Every healthcare professional knows the reality of having “to know more about less.” With the rapid developments in technology, treatment options and outcome results, healthcare professionals are expected to acquire a wide range of competencies, and urology nursing is not exempted from these challenges.
Recent experience and studies have shown that, where nursing specialisations have been accepted and nurtured to grow, the service provided has improved considerably. This has not gone unnoticed and in the EU Directive 2013/55 we find the following statement:
“The nursing profession has significantly evolved in the last three decades: community-based healthcare, the use of more complex therapies and constantly developing technology presuppose a capacity for higher responsibilities for nurses…”
Nursing specialisations have now gained some ground and are well-established in a number of European Union (EU) states. Yet, unfortunately, there is still no harmonious formal EU-wide regulation or standard. The situation is such that when the above-mentioned EU directive 2013/55 was published, it omitted to directly address these specialisations. In other words, unless work has started in earnest, by the time the directive comes into force nursing specialisation cannot be automatically recognised based on the goal of the proposed European Professional Card (EPC).

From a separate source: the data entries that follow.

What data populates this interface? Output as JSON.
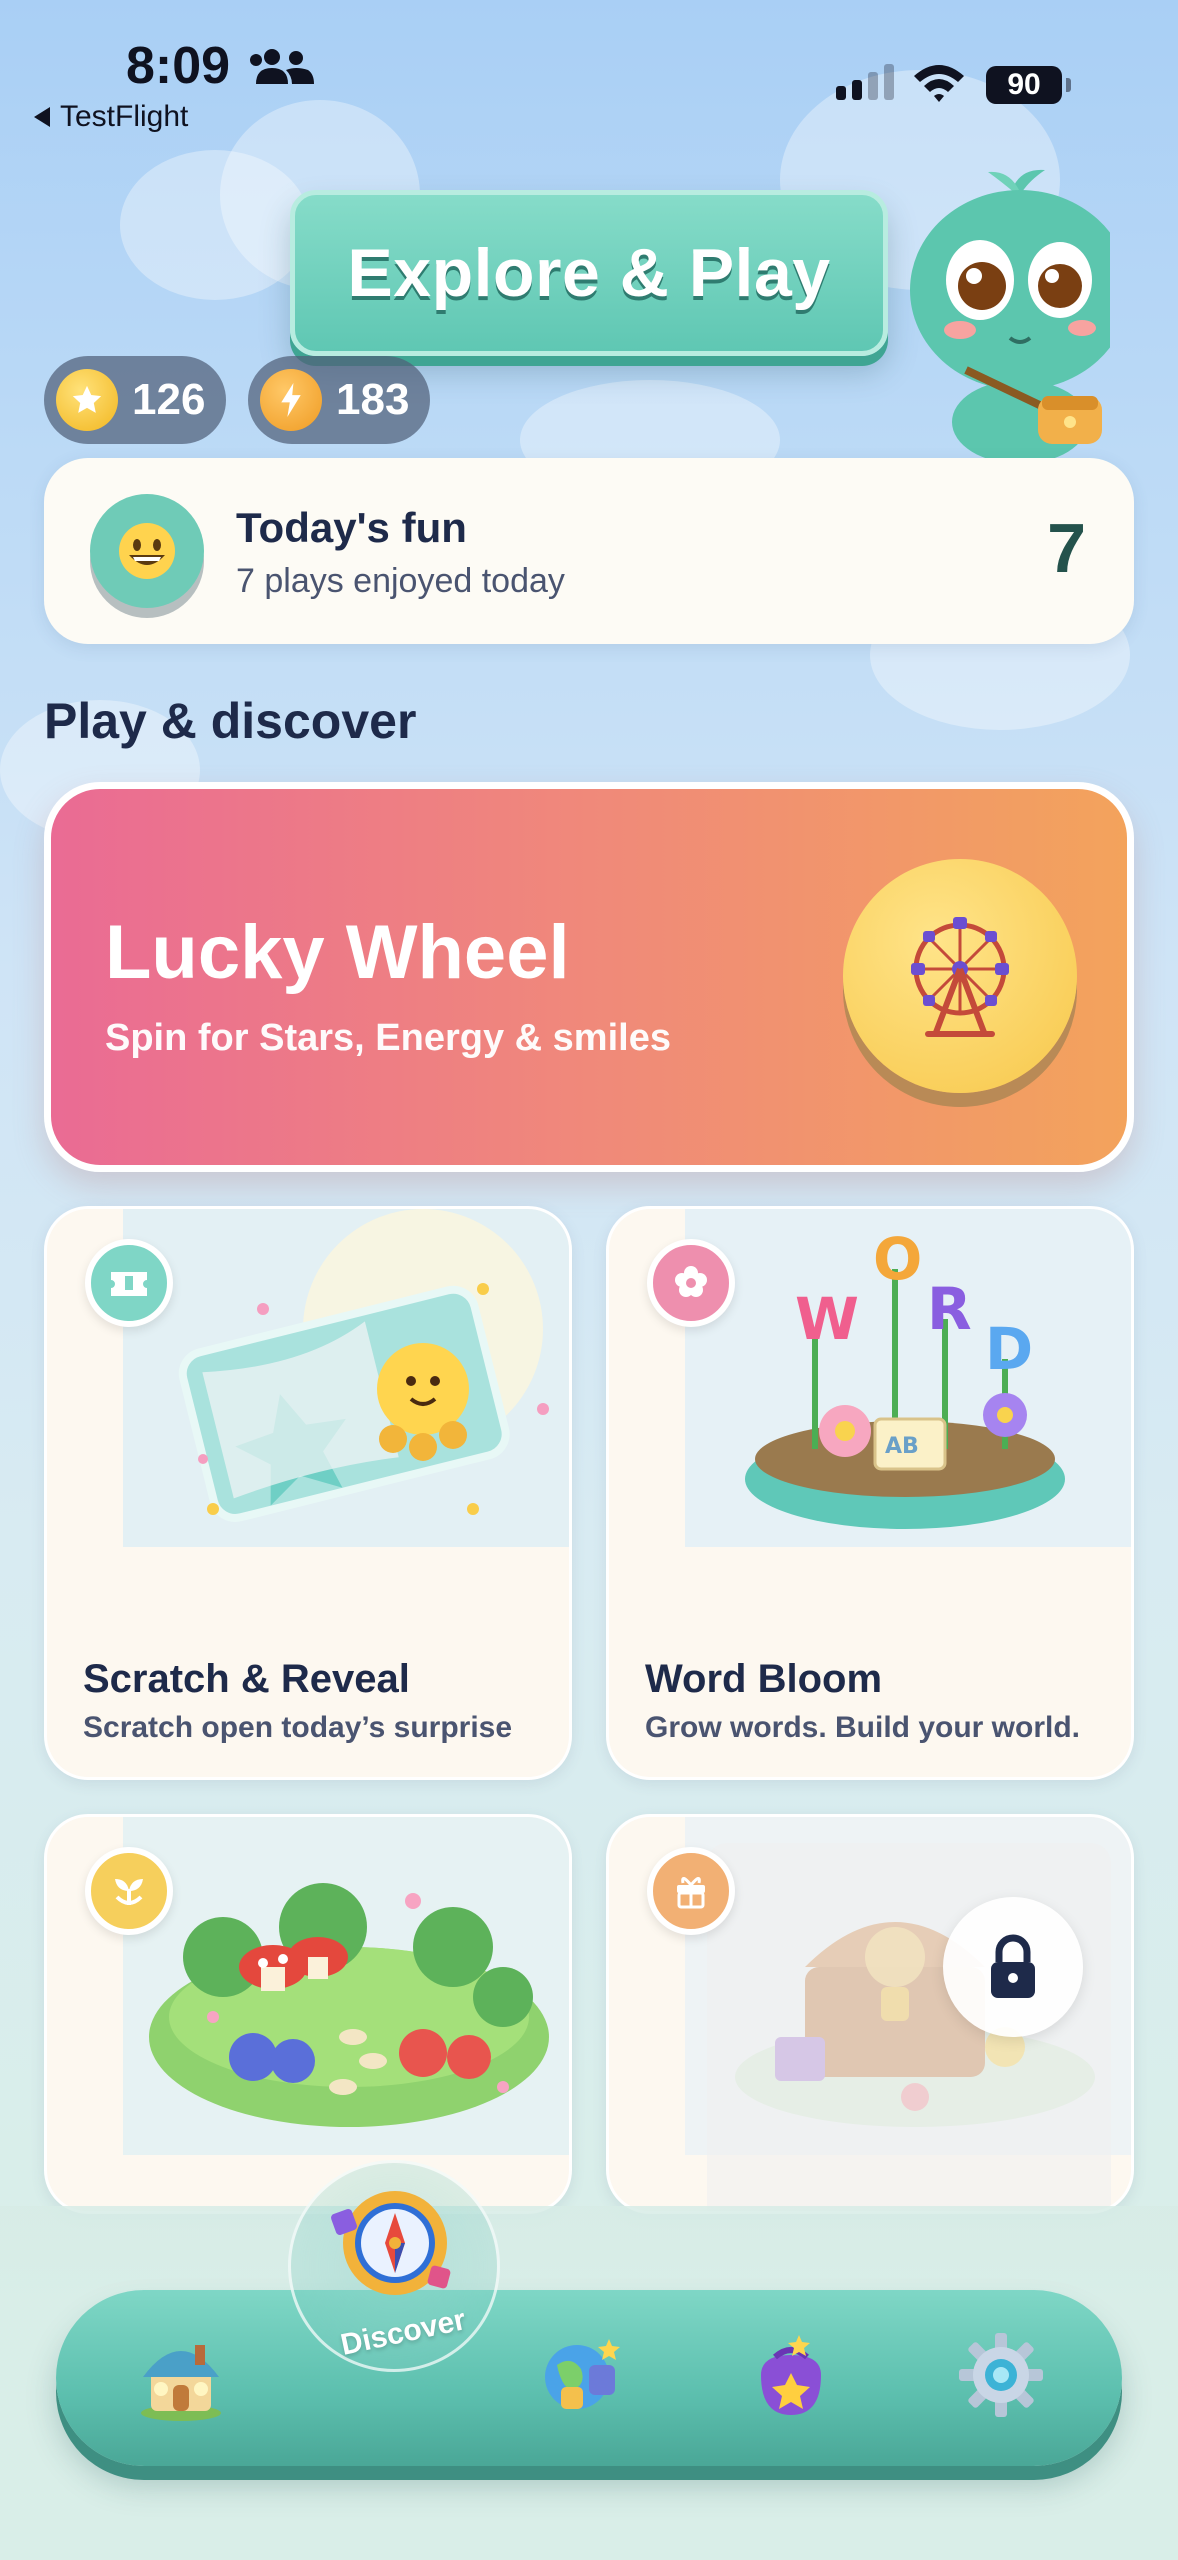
{
  "status_bar": {
    "time": "8:09",
    "back_label": "TestFlight",
    "battery": "90"
  },
  "header": {
    "title": "Explore & Play"
  },
  "currency": {
    "stars": "126",
    "energy": "183"
  },
  "today": {
    "title": "Today's fun",
    "subtitle": "7 plays enjoyed today",
    "count": "7"
  },
  "section_title": "Play & discover",
  "featured": {
    "title": "Lucky Wheel",
    "subtitle": "Spin for Stars, Energy & smiles"
  },
  "games": [
    {
      "title": "Scratch & Reveal",
      "subtitle": "Scratch open today’s surprise",
      "badge_icon": "ticket-icon",
      "badge_color": "#7fd6c6"
    },
    {
      "title": "Word Bloom",
      "subtitle": "Grow words. Build your world.",
      "badge_icon": "flower-icon",
      "badge_color": "#ee8fae"
    },
    {
      "title": "",
      "subtitle": "",
      "badge_icon": "sprout-icon",
      "badge_color": "#f6cf5c",
      "locked": false
    },
    {
      "title": "",
      "subtitle": "",
      "badge_icon": "gift-icon",
      "badge_color": "#f2b074",
      "locked": true
    }
  ],
  "tabbar": {
    "active": "Discover",
    "discover_label": "Discover",
    "tabs": [
      "home-icon",
      "compass-icon",
      "globe-icon",
      "bag-icon",
      "gear-icon"
    ]
  },
  "colors": {
    "accent_teal": "#5fc7b3",
    "lucky_gradient_start": "#ea6b94",
    "lucky_gradient_end": "#f3a35c"
  }
}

This EPC project, under the updated Professional Qualifications Directive, is meant to facilitate the free movement of professionals in the EU. This new system should, in theory, simplify, administratively, the recognition procedure within the competent authorities of EU Member States.
In a way, the omission of nursing specialisation in the EU Directive 2013/55 came as no surprise, since we have no common training and testing framework. The European Specialist Nurse Organisation (ESNO) was quick to recognise this and addressed the issue with the EU Directorate as soon as it was published. A reply from Brussels came shortly afterwards and basically paved the way with the following statement:
“…The modernised Professional Qualifications Directive introduces the possibility to set up “common training framework” and “common training tests,” aimed at offering a new avenue for automatic recognition. A common training framework or test could be set up if the profession concerned or the education and training leading to that profession is regulated in at least one third of Member States. Qualifications obtained under such common training frameworks should automatically be recognised in the other participating Member States. These new principles might be relevant for specialties of sectorial professions, such as nurses.”
The above statement says it all. In short, we must have at least “one third of Member States” that follow the same pathway of common training and testing framework in order to have such nursing specialisation recognised across the EU automatically. It is by all means a straightforward statement but it is not an easy task by any standard. Contrary to other nursing specialisations that are confined to a specific unit or service, urology nursing is spread over a large spectrum of services, thus making our task somewhat harder to reach within the established timeframe of less than two years.
The EAUN Board is now fully engaged in this quest and we also have good representation in the ESNO board as well. The goal ahead is not unreachable but it can only be surpassed through a collective effort from clinicians, hand in hand with members of the academe. This bumpy road to reach our set objectives cannot be made overnight nor can we accomplish them all by ourselves. We will get there, one small step at a time.